We previously reported in an ovalbumin-induced model of allergic asthma that Fms-like tyrosine kinase 3 ligand (Flt3-L) reversed airway hyperresponsiveness (AHR) and airway inflammation, and increased the number of regulatory CD11c(high)CD8 alpha(high)CD11b(low) dendritic cells in the lung. In this study, we investigated the effect of Flt3-L in a clinically relevant aeroallergen-induced asthma on the phenotypic expression of lung T cells. Balb/c mice were sensitized and challenged with cockroach antigen (CRA), and AHR to methacholine was established. These mice received three intraperitoneal injections of anti-CD25 antibody (PC61; 250 microg) and Flt3-L (3 microg) daily for 10 days. Cytokines and Ig levels in the serum were measured and differential bronchoalveolar lavage fluid (BALF) cell counts were examined. Flt3-L reversed AHR to methacholine to the control level. Flt3-L significantly decreased levels of BALF IL-5, IFN-gamma, eosinophilia and substantially increased IL-10 and the number of CD4(+)CD25(+) Forkhead winged helix transcription factor box P3 (Foxp3(+)) IL-10(+) T cells in the lung. Administration of PC61 antibody blocked the effect of Flt3-L and substantially increased AHR, eosinophilia, and BALF IL-5 and IFN-gamma levels, and decreased BALF IL-10 levels and the number of CD4(+)CD25(+)Foxp3(+)IL-10(+) T cells. Flt3-L significantly decreased CD62-L, but increased inducible costimulatory molecule and Foxp3 mRNA expression in the CD4(+)CD25(+) T cells isolated from lungs of Flt3-L-treated, CRA-sensitized mice compared to CRA-sensitized mice without Flt3-L treatment and PBS control group. Flt3-L significantly inhibited the effect of CRA sensitization and challenge to increase GATA3 expression in lung CD4(+)CD25(+) T cells. Collectively, these data suggest that the therapeutic effect of Flt3-L is mediated by increased density of naturally occurring CD4(+)CD25(+)Foxp3(+)IL-10(+)ICOS(+) T-regulatory cells in the lung. Flt3-L could be a therapeutic strategy for the management and prevention of allergic asthma.

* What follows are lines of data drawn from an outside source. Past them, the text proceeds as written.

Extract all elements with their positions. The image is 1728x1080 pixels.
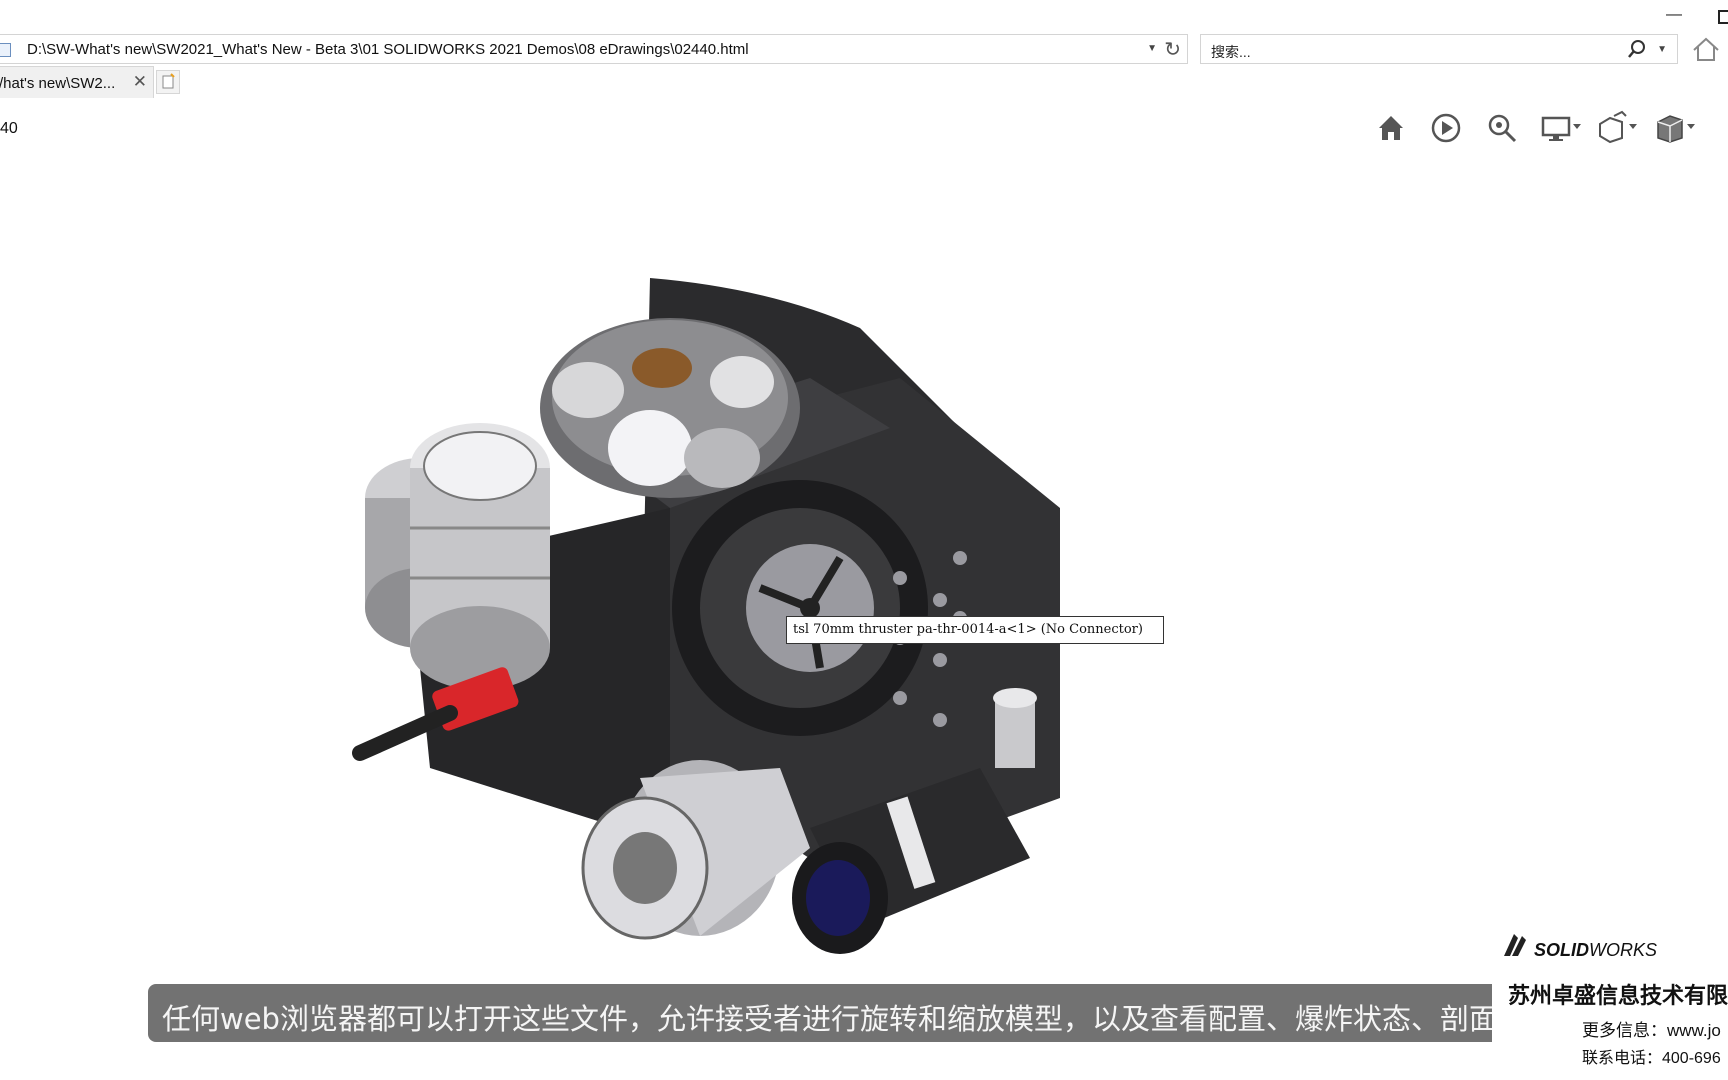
close-icon[interactable]: ✕: [133, 72, 147, 92]
phone-info: 联系电话：400-696: [1582, 1050, 1721, 1067]
company-name: 苏州卓盛信息技术有限公司: [1508, 983, 1728, 1008]
website-info: 更多信息：www.jo: [1582, 1021, 1721, 1040]
new-tab-button[interactable]: [156, 70, 180, 94]
tab-title: /hat's new\SW2...: [0, 75, 116, 92]
new-tab-icon: [162, 73, 175, 89]
window-controls: —: [1648, 0, 1728, 34]
play-icon[interactable]: [1430, 110, 1462, 146]
edrawings-toolbar: [1372, 110, 1728, 146]
component-tooltip: tsl 70mm thruster pa-thr-0014-a<1> (No C…: [786, 616, 1164, 644]
svg-text:SOLIDWORKS: SOLIDWORKS: [1534, 940, 1657, 960]
caption-text: 任何web浏览器都可以打开这些文件，允许接受者进行旋转和缩放模型，以及查看配置、…: [162, 1002, 1492, 1036]
search-icon[interactable]: [1627, 39, 1647, 59]
home-icon[interactable]: [1376, 110, 1406, 146]
tab-strip: /hat's new\SW2... ✕: [0, 66, 1728, 98]
branding-panel: SOLIDWORKS 苏州卓盛信息技术有限公司 更多信息：www.jo 联系电话…: [1492, 918, 1728, 1080]
search-box[interactable]: 搜索... ▼: [1200, 34, 1678, 64]
browser-home-icon[interactable]: [1686, 34, 1726, 64]
view-cube-icon[interactable]: [1654, 110, 1698, 146]
zoom-icon[interactable]: [1486, 110, 1518, 146]
browser-tab[interactable]: /hat's new\SW2... ✕: [0, 66, 154, 98]
video-caption: 任何web浏览器都可以打开这些文件，允许接受者进行旋转和缩放模型，以及查看配置、…: [148, 984, 1492, 1042]
chevron-down-icon[interactable]: ▼: [1147, 43, 1157, 54]
page-icon: [0, 43, 11, 57]
page-number: 40: [0, 120, 18, 137]
solidworks-logo: SOLIDWORKS: [1504, 934, 1657, 960]
address-url[interactable]: D:\SW-What's new\SW2021_What's New - Bet…: [27, 41, 749, 58]
address-bar[interactable]: D:\SW-What's new\SW2021_What's New - Bet…: [0, 34, 1188, 64]
search-input[interactable]: 搜索...: [1211, 42, 1251, 62]
refresh-icon[interactable]: ↻: [1164, 37, 1181, 62]
maximize-button[interactable]: [1718, 10, 1728, 24]
chevron-down-icon[interactable]: ▼: [1657, 44, 1667, 55]
explode-icon[interactable]: [1596, 110, 1640, 146]
minimize-button[interactable]: —: [1666, 6, 1682, 24]
display-icon[interactable]: [1540, 110, 1584, 146]
viewer-area[interactable]: 40 tsl 70mm thruster pa-thr-0014-a<1> (N…: [0, 98, 1728, 1080]
3d-model-viewport[interactable]: [340, 208, 1180, 968]
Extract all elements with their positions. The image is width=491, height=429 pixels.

Flt3-ligand plasmid prevents the development of pathophysiological features of chronic asthma in a mouse model

Airway inflammation and remodeling are primary characteristics of long-standing asthma. A balance between the TH1/TH2 cytokines regulates the accumulation and activation of inflammatory cells, including mast cells and eosinophils. Recently, we demonstrated that pUMVC3-hFLex, an active plasmid, mammalian expression vector for the secretion of Flt3-L, reversed established airway hyperresponsiveness (AHR) in a murine model of acute allergic airway inflammation. The present experiments were undertaken to examine the effect of pUMVC3-hFLex in a chronic model of allergic airway inflammation that was established in Balb/c mice by sensitization and challenge with ovalbumin (OVA). pUMVC3-hFLex or the control plasmid, pUMVC3, were administered by injection into the muscle interior tibialis. Treatment with pUMVC3-hFLex completely reversed established AHR (p<0.05), and this effect continued even after several exposures to the allergen (p<0.05). pUMVC3-hFLex treatment prevented the development of goblet cell hyperplasia and subepithelial fibrosis, and significantly reduced serum levels of IL-4 and IL-5, and increased serum IL-10 levels (p<0.05) with no effect on serum IL-13. Serum IgE or serum total and anti-OVA IgG1 and IgG2a levels did not change. Total BALF cellularity and BALF IL-5 levels were reduced (p<0.05), but there was no significant effect on BALF IL-10 and IL-13. These results suggest that pUMVC3-hFLex treatment can prevent the development of airway remodeling and maintain airway protection in chronic experimental asthma model, and might provide a novel approach for treating chronic asthma.